A lot of Americans are approaching this holiday season with an eye on the newest trend – take-home DNA kits. The Globe Newswire mentions that the genealogy products and services industry may surpass $3 billion in 2019. Each of these little kits cost less than $100 and can offer insights into your ancestry. Finding the right test to fit your budget and your concerns is as simple as visiting a DNA review site. However, since you’re sending out a DNA testing kit in the mail to a remote location, is the information you send out with it secure?
Sending Away a Part of Yourself
Most of these kits require some of your DNA as a sample for testing. The US Library of Medicine mentions that the sample that the test uses comes from either saliva or a swab from the inside of the person’s cheek. The data you send out to the testing location seems innocuous. No one is going to want your spit or your cheek scrapings, right? The issue here isn’t that someone will take the sample, but that someone will get a complete copy of your DNA genetic code.
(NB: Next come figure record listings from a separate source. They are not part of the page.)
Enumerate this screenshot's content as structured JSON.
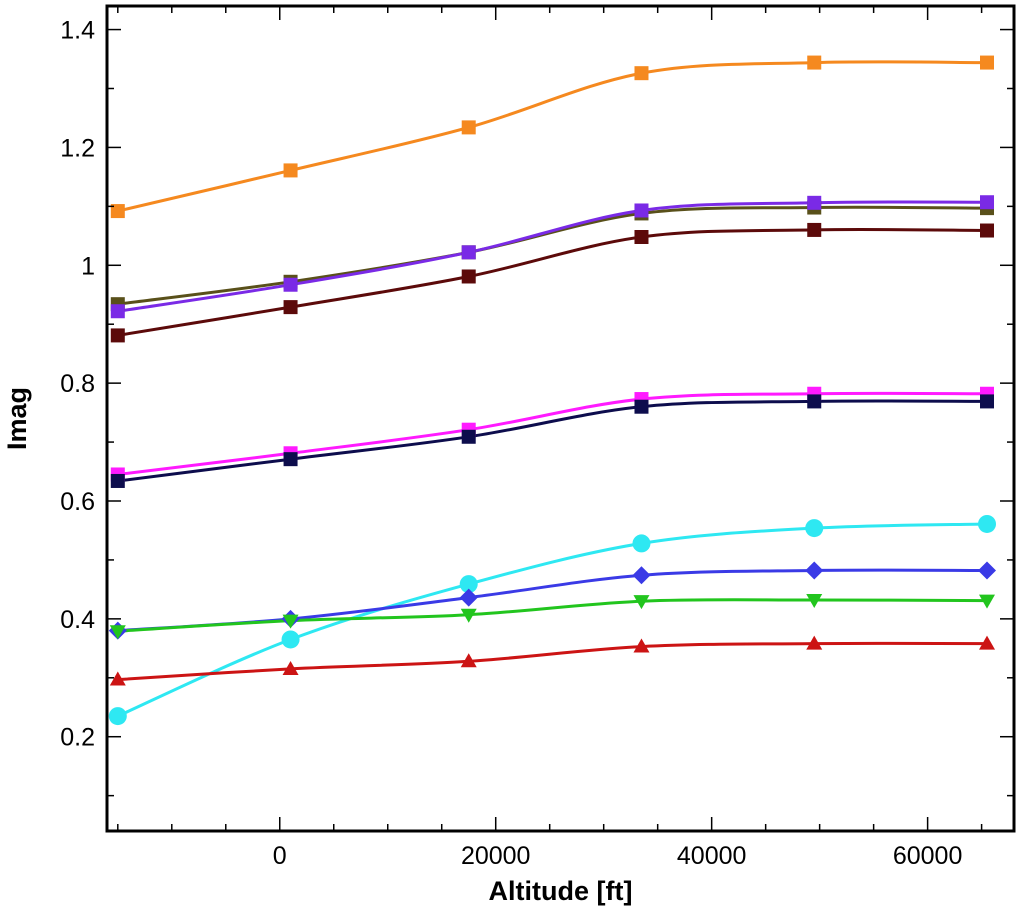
{
  "chart_data": {
    "type": "line",
    "title": "",
    "xlabel": "Altitude [ft]",
    "ylabel": "Imag",
    "xlim": [
      -16000,
      68000
    ],
    "ylim": [
      0.04,
      1.44
    ],
    "x_ticks": [
      0,
      20000,
      40000,
      60000
    ],
    "y_ticks": [
      0.2,
      0.4,
      0.6,
      0.8,
      1,
      1.2,
      1.4
    ],
    "x_tick_labels": [
      "0",
      "20000",
      "40000",
      "60000"
    ],
    "y_tick_labels": [
      "0.2",
      "0.4",
      "0.6",
      "0.8",
      "1",
      "1.2",
      "1.4"
    ],
    "grid": false,
    "series": [
      {
        "color": "#f5891f",
        "marker": "square",
        "x": [
          -15000,
          1000,
          17500,
          33500,
          49500,
          65500
        ],
        "y": [
          1.092,
          1.161,
          1.234,
          1.326,
          1.344,
          1.344
        ]
      },
      {
        "color": "#59501a",
        "marker": "square",
        "x": [
          -15000,
          1000,
          17500,
          33500,
          49500,
          65500
        ],
        "y": [
          0.934,
          0.972,
          1.022,
          1.088,
          1.098,
          1.097
        ]
      },
      {
        "color": "#7a2ae6",
        "marker": "square",
        "x": [
          -15000,
          1000,
          17500,
          33500,
          49500,
          65500
        ],
        "y": [
          0.922,
          0.967,
          1.022,
          1.093,
          1.106,
          1.107
        ]
      },
      {
        "color": "#5c0a0a",
        "marker": "square",
        "x": [
          -15000,
          1000,
          17500,
          33500,
          49500,
          65500
        ],
        "y": [
          0.881,
          0.929,
          0.981,
          1.048,
          1.06,
          1.059
        ]
      },
      {
        "color": "#ff1aff",
        "marker": "square",
        "x": [
          -15000,
          1000,
          17500,
          33500,
          49500,
          65500
        ],
        "y": [
          0.645,
          0.681,
          0.721,
          0.773,
          0.782,
          0.782
        ]
      },
      {
        "color": "#0d0d4d",
        "marker": "square",
        "x": [
          -15000,
          1000,
          17500,
          33500,
          49500,
          65500
        ],
        "y": [
          0.634,
          0.671,
          0.709,
          0.76,
          0.769,
          0.769
        ]
      },
      {
        "color": "#2ee8f2",
        "marker": "circle",
        "x": [
          -15000,
          1000,
          17500,
          33500,
          49500,
          65500
        ],
        "y": [
          0.235,
          0.365,
          0.459,
          0.528,
          0.554,
          0.561
        ]
      },
      {
        "color": "#3a3ae6",
        "marker": "diamond",
        "x": [
          -15000,
          1000,
          17500,
          33500,
          49500,
          65500
        ],
        "y": [
          0.38,
          0.4,
          0.436,
          0.474,
          0.482,
          0.482
        ]
      },
      {
        "color": "#22c51e",
        "marker": "triangle-down",
        "x": [
          -15000,
          1000,
          17500,
          33500,
          49500,
          65500
        ],
        "y": [
          0.379,
          0.397,
          0.407,
          0.43,
          0.432,
          0.431
        ]
      },
      {
        "color": "#cc1414",
        "marker": "triangle-up",
        "x": [
          -15000,
          1000,
          17500,
          33500,
          49500,
          65500
        ],
        "y": [
          0.297,
          0.315,
          0.328,
          0.353,
          0.358,
          0.358
        ]
      }
    ]
  }
}
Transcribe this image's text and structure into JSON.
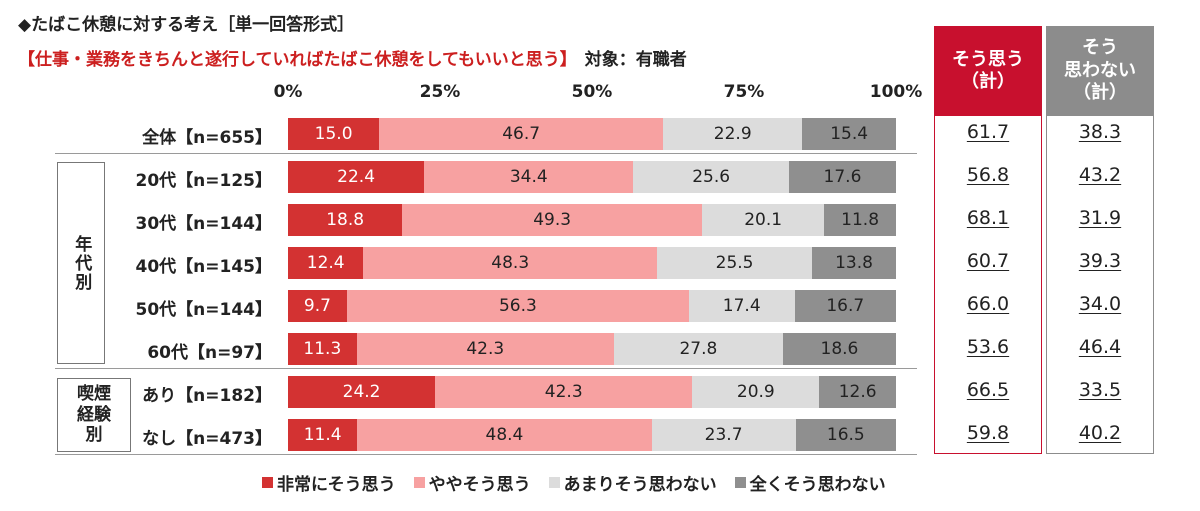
{
  "header": {
    "title": "◆たばこ休憩に対する考え［単一回答形式］",
    "question": "【仕事・業務をきちんと遂行していればたばこ休憩をしてもいいと思う】",
    "target": "対象：有職者"
  },
  "chart_data": {
    "type": "bar",
    "orientation": "horizontal-stacked-100",
    "xticks": [
      "0%",
      "25%",
      "50%",
      "75%",
      "100%"
    ],
    "xlim": [
      0,
      100
    ],
    "legend_position": "bottom",
    "groups": [
      {
        "label": "",
        "rows": [
          0
        ]
      },
      {
        "label": "年代別",
        "rows": [
          1,
          2,
          3,
          4,
          5
        ]
      },
      {
        "label": "喫煙経験別",
        "rows": [
          6,
          7
        ]
      }
    ],
    "categories": [
      "全体【n=655】",
      "20代【n=125】",
      "30代【n=144】",
      "40代【n=145】",
      "50代【n=144】",
      "60代【n=97】",
      "あり【n=182】",
      "なし【n=473】"
    ],
    "series": [
      {
        "name": "非常にそう思う",
        "color": "#d33232",
        "values": [
          15.0,
          22.4,
          18.8,
          12.4,
          9.7,
          11.3,
          24.2,
          11.4
        ]
      },
      {
        "name": "ややそう思う",
        "color": "#f7a1a1",
        "values": [
          46.7,
          34.4,
          49.3,
          48.3,
          56.3,
          42.3,
          42.3,
          48.4
        ]
      },
      {
        "name": "あまりそう思わない",
        "color": "#dcdcdc",
        "values": [
          22.9,
          25.6,
          20.1,
          25.5,
          17.4,
          27.8,
          20.9,
          23.7
        ]
      },
      {
        "name": "全くそう思わない",
        "color": "#8f8f8f",
        "values": [
          15.4,
          17.6,
          11.8,
          13.8,
          16.7,
          18.6,
          12.6,
          16.5
        ]
      }
    ],
    "summary_columns": [
      {
        "header_line1": "そう思う",
        "header_line2": "（計）",
        "color": "#c8102e",
        "values": [
          61.7,
          56.8,
          68.1,
          60.7,
          66.0,
          53.6,
          66.5,
          59.8
        ]
      },
      {
        "header_line1": "そう",
        "header_line2": "思わない",
        "header_line3": "（計）",
        "color": "#8c8c8c",
        "values": [
          38.3,
          43.2,
          31.9,
          39.3,
          34.0,
          46.4,
          33.5,
          40.2
        ]
      }
    ]
  }
}
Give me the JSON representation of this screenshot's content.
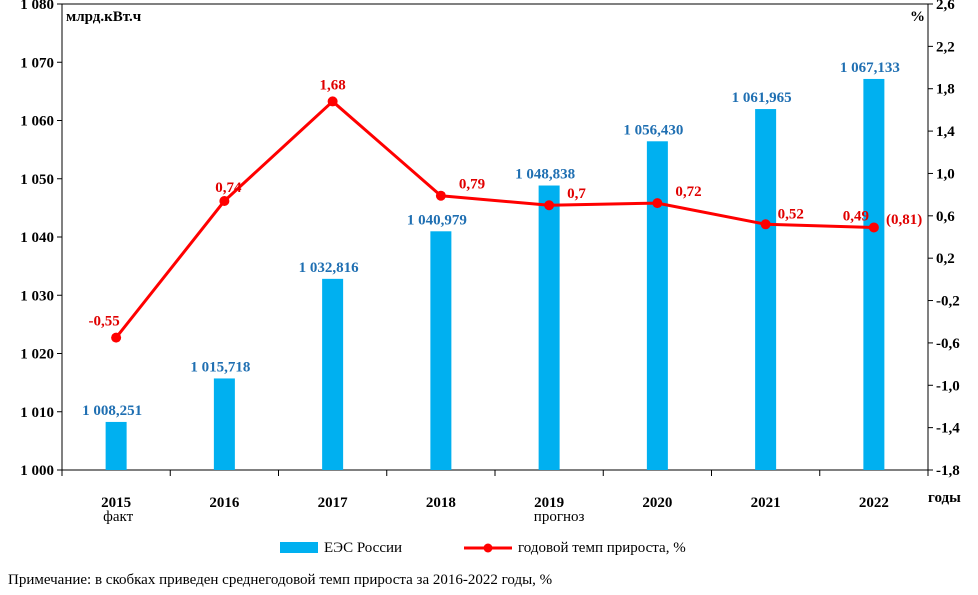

The Importance of DNA to You
Deoxyribonucleic acid, commonly referred to as DNA, is the building block of all life, according to Life Science. Within the double-helix molecule is all the information that someone would need if they were to try to make a copy of you. Indeed, human cloning is still within the realm of science fiction. Again, all that information in your DNA code offers insights into you that no amount of data mining on Facebook could ever produce. While legitimate genetic testing centers don’t give away user data without consent, how can you be sure that you’re getting an authorized genetic testing center?
Agreements are Important
Before sending in the sample to be analyzed, most users are required to sign a consent form. Too few users bother to read the entire document throughout. While you may be able to get away with merely clicking “agree” on a software terms-of-use document, the data contained within a genetic test is a bit more sensitive. Citigen mentions that many genetic testing companies include fine print in their agreements, including how the company intends to use the customer data supplied to them. As the adage goes, you seldom get anything for free, and that includes a list of your ancestors.
Selling Genetic Data is Big Business
Axios mentions that DNA testing companies don’t just collect and contain your data on their database, but are actively involved in selling that information to drug companies and other interested parties. An application called Helix is the centralized vendor hub for this genetic data. While the DNA kit companies are happy to sell a product to a willing populace, not many of them are eager to advise the consumer about what potential uses their data is likely to have.
Risking Yourself as a Person?
While technology hasn’t advanced to the point where a genetic testing kit could provide data to make a complete copy of you as yet, the sale of genetic data is a cause for alarm. The information that makes you up as a person is being bought and sold. What’s more, you don’t have any rights to that information. There is no legislation in place to give individuals the right to their personal genetic material. Until such legislation is drafted, the best you can do to protect yourself is to read the agreements that the companies provide to you thoroughly. They aren’t always clear and concise, but they do inform you of what they intend to do with the data. Signing one isn’t as dramatic as selling your soul, but as technology advances, it may have an even more immediate impact than an agreement with the underworld.